Discovering the beauty of western visayas has been nothing short of amazing! Initially the plan was to climb up Mount Talinis in Dumaguete with friends from a local mountaineering group cuernos de negros. Our time there was coincidently interrupted by an insurgency in the low-lying part or the natural park. We were advice not to pursue our plan on trekking up the mountain apparently there were military operations being held around on some parts of the mountain. Time not being on our side the group decided to go for plan b. the next day we threw in our bags in the underbelly of the ceres bus and hopped on towards the city of Bacolod. It took us about 5 hours to get there and by the time we were on the city we had to find another mini bus that will take us to the town of Murcia where will be our jump off point for Mt. Kanlaon.
Kanlaon or also spelled as Kanla-on or Canlaon is an active stratovolcano located in the island of Negros in the western visayas. The prominent mountain can be seen from the neighboring towns of La Carlota, Silay and the capital city of Bacolod. Dividing the negros occidental and negros oriental the mountain has a towering elevation of 2,435 meters above sea level and the natural park has been gifted with wide array of flora and fauna. Topographical feature has also been a major part of its allure, the volcano offers hot springs on the foothills and as you slowly move up it has quite a number of lagoon and moving up further one can experience a mystic scene from an old crater to a wide caldera of margaja valley and the prominent north summit were one can see the active lugud crater. No wonder it has been visited by a number of local and international mountaineers and folks from distinguished universities abroad to study the behavior of an active volcano.
The volcano has been putting up a long list of eruption dating back pre-Hispanic era and recently been showing up with phreatic explosions resulting in minor ashfall around the natural park. Amidst the beauty that this place offer we cannot discredit the fact that it has also claimed lives from its sporadic eruptions including the 1996 kanlaon tragedy. For this reason the local government urge mountaineers to collaborate with the phivolcs when attempting to climb up Mt. Kanlaon.
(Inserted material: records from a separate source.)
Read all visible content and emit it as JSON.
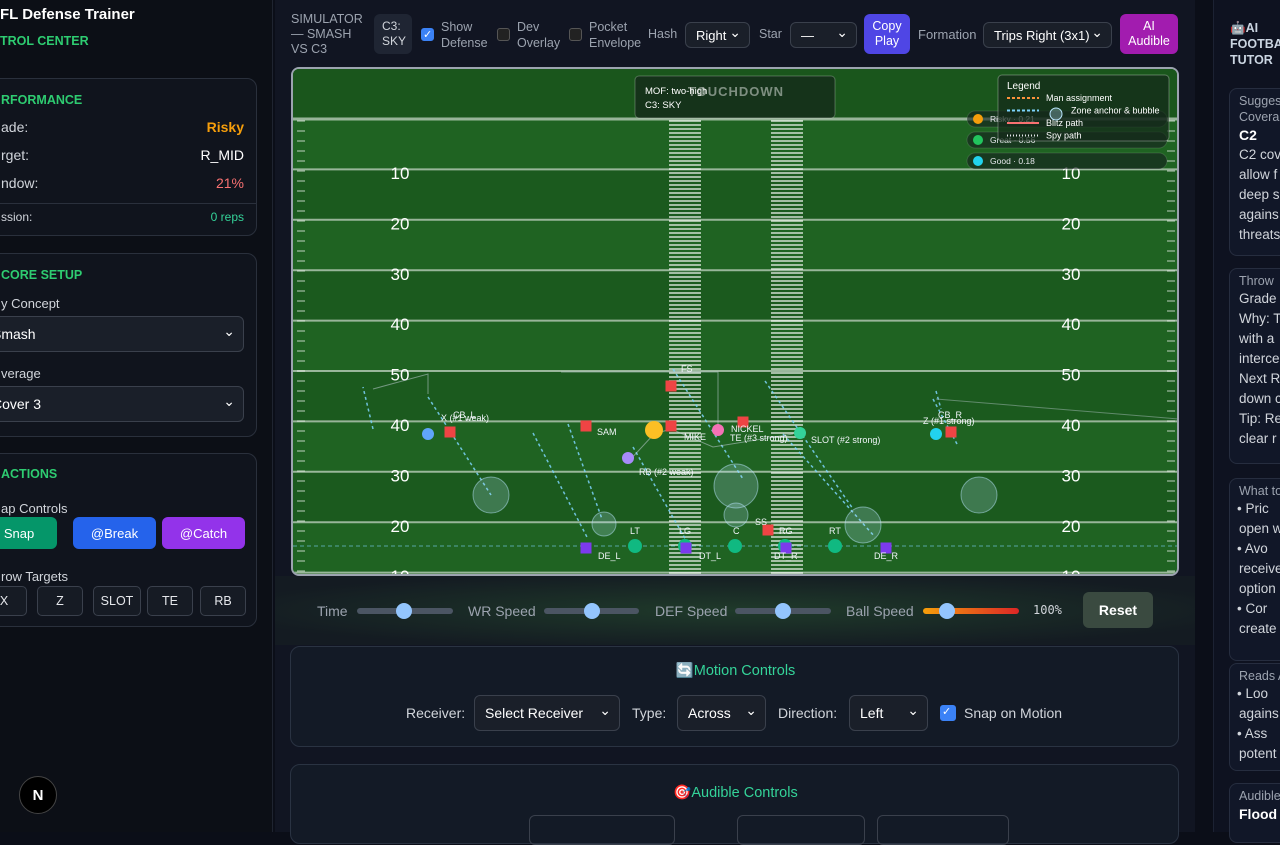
{
  "sidebar": {
    "title": "FL Defense Trainer",
    "subtitle": "TROL CENTER",
    "performance": {
      "heading": "RFORMANCE",
      "rows": [
        {
          "label": "ade:",
          "value": "Risky",
          "color": "#f59e0b"
        },
        {
          "label": "rget:",
          "value": "R_MID",
          "color": "#ffffff"
        },
        {
          "label": "ndow:",
          "value": "21%",
          "color": "#f87171"
        },
        {
          "label": "ssion:",
          "value": "0 reps",
          "color": "#34d399"
        }
      ]
    },
    "setup": {
      "heading": "CORE SETUP",
      "concept_label": "y Concept",
      "concept": "Smash",
      "coverage_label": "verage",
      "coverage": "Cover 3"
    },
    "actions": {
      "heading": "ACTIONS",
      "snap_label": "ap Controls",
      "buttons": [
        {
          "label": "Snap",
          "color": "#059669"
        },
        {
          "label": "@Break",
          "color": "#2563eb"
        },
        {
          "label": "@Catch",
          "color": "#9333ea"
        }
      ],
      "targets_label": "row Targets",
      "targets": [
        "X",
        "Z",
        "SLOT",
        "TE",
        "RB"
      ]
    },
    "badge": "N"
  },
  "toolbar": {
    "title": "SIMULATOR — SMASH VS C3",
    "shell": "C3: SKY",
    "toggles": [
      {
        "label": "Show Defense",
        "checked": true
      },
      {
        "label": "Dev Overlay",
        "checked": false
      },
      {
        "label": "Pocket Envelope",
        "checked": false
      }
    ],
    "hash_label": "Hash",
    "hash": "Right",
    "star_label": "Star",
    "star": "—",
    "copy": "Copy Play",
    "formation_label": "Formation",
    "formation": "Trips Right (3x1)",
    "audible": "AI Audible"
  },
  "field": {
    "end_zone": "TOUCHDOWN",
    "info": [
      "MOF: two-high",
      "C3: SKY"
    ],
    "yard_numbers": [
      10,
      20,
      30,
      40,
      50,
      40,
      30,
      20,
      10
    ],
    "legend": {
      "title": "Legend",
      "items": [
        {
          "label": "Man assignment",
          "color": "#fb923c",
          "dash": "3 2"
        },
        {
          "label": "Zone anchor & bubble",
          "color": "#7dd3fc",
          "dash": "3 2"
        },
        {
          "label": "Blitz path",
          "color": "#f87171",
          "dash": ""
        },
        {
          "label": "Spy path",
          "color": "#e5e7eb",
          "dash": "1 2"
        }
      ]
    },
    "grades": [
      {
        "label": "Risky · 0.21",
        "color": "#f59e0b"
      },
      {
        "label": "Great · 0.56",
        "color": "#22c55e"
      },
      {
        "label": "Good · 0.18",
        "color": "#22d3ee"
      }
    ],
    "players": [
      {
        "label": "X (#1 weak)",
        "color": "#60a5fa",
        "shape": "circle"
      },
      {
        "label": "CB_L",
        "color": "#ef4444",
        "shape": "square"
      },
      {
        "label": "SAM",
        "color": "#ef4444",
        "shape": "square"
      },
      {
        "label": "FS",
        "color": "#ef4444",
        "shape": "square"
      },
      {
        "label": "MIKE",
        "color": "#ef4444",
        "shape": "square"
      },
      {
        "label": "NICKEL",
        "color": "#ef4444",
        "shape": "square"
      },
      {
        "label": "TE (#3 strong)",
        "color": "#f472b6",
        "shape": "circle"
      },
      {
        "label": "SLOT (#2 strong)",
        "color": "#34d399",
        "shape": "circle"
      },
      {
        "label": "Z (#1 strong)",
        "color": "#22d3ee",
        "shape": "circle"
      },
      {
        "label": "CB_R",
        "color": "#ef4444",
        "shape": "square"
      },
      {
        "label": "RB (#2 weak)",
        "color": "#a78bfa",
        "shape": "circle"
      },
      {
        "label": "SS",
        "color": "#ef4444",
        "shape": "square"
      },
      {
        "label": "LT",
        "color": "#10b981",
        "shape": "circle"
      },
      {
        "label": "LG",
        "color": "#10b981",
        "shape": "circle"
      },
      {
        "label": "C",
        "color": "#10b981",
        "shape": "circle"
      },
      {
        "label": "RG",
        "color": "#10b981",
        "shape": "circle"
      },
      {
        "label": "RT",
        "color": "#10b981",
        "shape": "circle"
      },
      {
        "label": "DE_L",
        "color": "#7c3aed",
        "shape": "square"
      },
      {
        "label": "DT_L",
        "color": "#7c3aed",
        "shape": "square"
      },
      {
        "label": "DT_R",
        "color": "#7c3aed",
        "shape": "square"
      },
      {
        "label": "DE_R",
        "color": "#7c3aed",
        "shape": "square"
      }
    ]
  },
  "sliders": {
    "items": [
      "Time",
      "WR Speed",
      "DEF Speed",
      "Ball Speed"
    ],
    "ball_speed": "100%",
    "reset": "Reset"
  },
  "motion": {
    "icon": "🔄",
    "heading": "Motion Controls",
    "receiver_label": "Receiver:",
    "receiver": "Select Receiver",
    "type_label": "Type:",
    "type": "Across",
    "direction_label": "Direction:",
    "direction": "Left",
    "snap": "Snap on Motion"
  },
  "audible": {
    "icon": "🎯",
    "heading": "Audible Controls"
  },
  "tutor": {
    "icon": "🤖",
    "title": [
      "AI",
      "FOOTBA",
      "TUTOR"
    ],
    "cards": [
      {
        "lines": [
          "Sugges",
          "Covera"
        ],
        "strong": "C2",
        "body": [
          "C2 cov",
          "allow f",
          "deep s",
          "agains",
          "threats"
        ]
      },
      {
        "lines": [
          "Throw"
        ],
        "body": [
          "Grade",
          "Why: T",
          "with a",
          "interce",
          "Next R",
          "down c",
          "Tip: Re",
          "clear r"
        ]
      },
      {
        "lines": [
          "What to"
        ],
        "bullets": [
          [
            "Pric",
            "open w"
          ],
          [
            "Avo",
            "receive",
            "option"
          ],
          [
            "Cor",
            "create"
          ]
        ]
      },
      {
        "lines": [
          "Reads A"
        ],
        "bullets": [
          [
            "Loo",
            "agains"
          ],
          [
            "Ass",
            "potent"
          ]
        ]
      },
      {
        "lines": [
          "Audible"
        ],
        "strong": "Flood"
      }
    ]
  }
}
On the early morning the warm sunlit lake of mambukal resort has brought some signs of a promising day. We were all packed and ready and started our journey to a network of trail. Trudging our way through mossy forest and fording lagoons and skirting old craters. It was a full day of heavy load and cutting through the thick forest of wasay trail and finally after 6 hours of trekking we took a respite in a place called “hardin sang balo” apparently meant “garden of a widow”. It was an old crater and now filled with bonsai trees and it was lying on a damp and soft mossy ground. It looked like you were transported in a mysterious place where branches of trees are covered with thick moss and green foliage complements the blue sky it was like a place where a pre-historic creature can come up from somewhere. After finishing our packed lunch we resumed trekking passing through lagoons and ridges. As the light slowly fades into the horizon and darkness creeps in, we took out our headlamps and slowly paced ourselves to the campsite. we fell quite short from our itinerary by getting to the saddle camp by 7pm , instead we got there almost on midnight. The wind kept blowing like sheets of ice while we struggle to pitch our tent. Finally after settling in we had a sumptuous dinner to replenish our energy for the morning’s summit bid.
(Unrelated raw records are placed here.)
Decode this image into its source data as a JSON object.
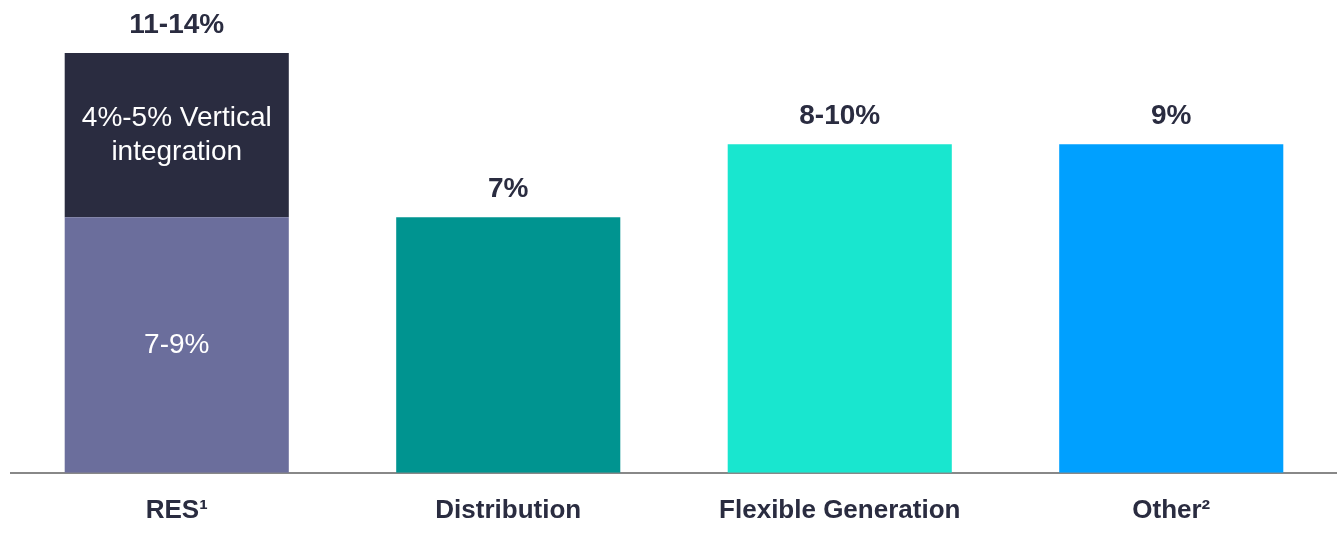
{
  "chart_data": {
    "type": "bar",
    "stacked": true,
    "categories": [
      "RES¹",
      "Distribution",
      "Flexible Generation",
      "Other²"
    ],
    "series": [
      {
        "colors": [
          "#6b6e9c",
          "#009490",
          "#19e6cf",
          "#00a0ff"
        ],
        "values": [
          7,
          7,
          9,
          9
        ],
        "value_labels": [
          "7-9%",
          null,
          null,
          null
        ]
      },
      {
        "color": "#2a2c40",
        "values": [
          4.5,
          null,
          null,
          null
        ],
        "value_labels": [
          "4%-5% Vertical integration",
          null,
          null,
          null
        ]
      }
    ],
    "totals": [
      "11-14%",
      "7%",
      "8-10%",
      "9%"
    ],
    "ylim": [
      0,
      11.5
    ],
    "tick_labels": "x",
    "legend": false
  }
}
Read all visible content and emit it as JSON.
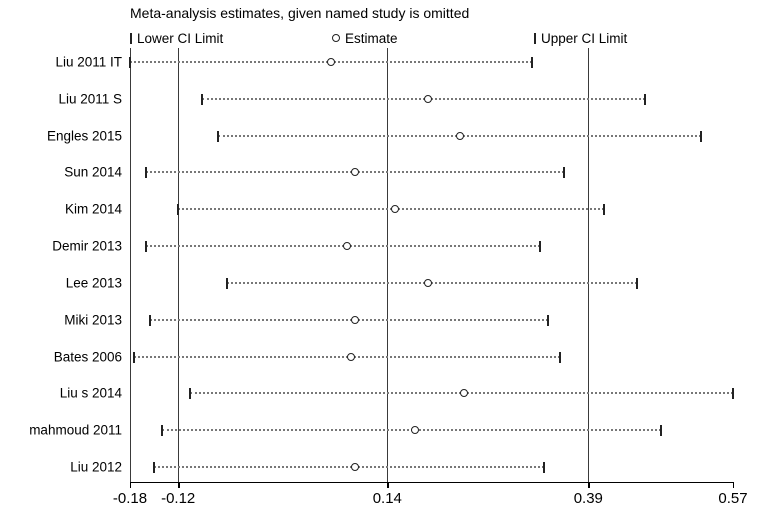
{
  "title": "Meta-analysis estimates, given named study is omitted",
  "legend": {
    "items": [
      {
        "symbol": "lower-ci-bar",
        "label": "Lower CI Limit"
      },
      {
        "symbol": "estimate-circle",
        "label": "Estimate"
      },
      {
        "symbol": "upper-ci-bar",
        "label": "Upper CI Limit"
      }
    ]
  },
  "chart_data": {
    "type": "scatter",
    "subtype": "leave-one-out sensitivity forest plot",
    "title": "Meta-analysis estimates, given named study is omitted",
    "xlim": [
      -0.18,
      0.57
    ],
    "xticks": [
      {
        "value": -0.18,
        "label": "-0.18"
      },
      {
        "value": -0.12,
        "label": "-0.12"
      },
      {
        "value": 0.14,
        "label": "0.14"
      },
      {
        "value": 0.39,
        "label": "0.39"
      },
      {
        "value": 0.57,
        "label": "0.57"
      }
    ],
    "reference_lines": {
      "overall_lower": -0.12,
      "overall_estimate": 0.14,
      "overall_upper": 0.39
    },
    "grid": false,
    "legend_position": "top",
    "studies": [
      {
        "label": "Liu 2011 IT",
        "lower": -0.18,
        "estimate": 0.07,
        "upper": 0.32
      },
      {
        "label": "Liu 2011 S",
        "lower": -0.09,
        "estimate": 0.19,
        "upper": 0.46
      },
      {
        "label": "Engles 2015",
        "lower": -0.07,
        "estimate": 0.23,
        "upper": 0.53
      },
      {
        "label": "Sun 2014",
        "lower": -0.16,
        "estimate": 0.1,
        "upper": 0.36
      },
      {
        "label": "Kim 2014",
        "lower": -0.12,
        "estimate": 0.15,
        "upper": 0.41
      },
      {
        "label": "Demir 2013",
        "lower": -0.16,
        "estimate": 0.09,
        "upper": 0.33
      },
      {
        "label": "Lee 2013",
        "lower": -0.06,
        "estimate": 0.19,
        "upper": 0.45
      },
      {
        "label": "Miki 2013",
        "lower": -0.155,
        "estimate": 0.1,
        "upper": 0.34
      },
      {
        "label": "Bates 2006",
        "lower": -0.175,
        "estimate": 0.095,
        "upper": 0.355
      },
      {
        "label": "Liu s 2014",
        "lower": -0.105,
        "estimate": 0.235,
        "upper": 0.57
      },
      {
        "label": "mahmoud 2011",
        "lower": -0.14,
        "estimate": 0.175,
        "upper": 0.48
      },
      {
        "label": "Liu 2012",
        "lower": -0.15,
        "estimate": 0.1,
        "upper": 0.335
      }
    ],
    "colors": {
      "foreground": "#000000",
      "background": "#ffffff",
      "dotted_line": "#777777"
    }
  }
}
A peek from my tent window I noticed a warm tone casted on the moist leaves. It was a glorious sunrise I hear birds chirping and flying freely into the orange sky. I even see spiders cooling down from its cobweb. A cup of hot coffee alongside with a wonderful view of margaja valley still covered with mist was one of many cinematic play nature has unfolded on that morning. We left camp after breakfast and slowly moving our way to the summit. From green underbrush now becomes bed of rocks. A sudden topographic change was significant. There were no vegetation around, it meant that nature has been consistently changing the landscape of this mountain. Eruptions for thousands of years have made this part of the summit lifeless but amidst the bare façade there was a sign of life. As you enter near the mouth of the crater, fumes of sulfur can be smelt from. life has somehow connected to fire and beneath the belly of the volcano are lava flowing in fiery epic proportion. it has shaped our land for thousands of generation. It made me think how puny human being can be in the face of nature.
The summit was clear from rain clouds and we can see the whole negros island from a 360 degree perspective. We were told by our guide that Kanlaon rarely showed its visitors the beauty of its crater and the scenic view of the margaja valley below. I say, we were lucky to have experienced mt. kanlaon on a perfect weather. Shortly after we descended back to our campsite and took the guintubdan trail. It was a fast 5 hour decent from the saddle camp, stopping by waterfalls and being pestered by blood thirsty leeches. By late afternoon we were on the village of guintubdan, greeted by friendly locals and offered a feast of native chicken for dinner. We were grateful to experience this part of negros with beautiful places and friendly people. As we bid farewell to our new friends we promised to return soon and relive the beauty of negros experience.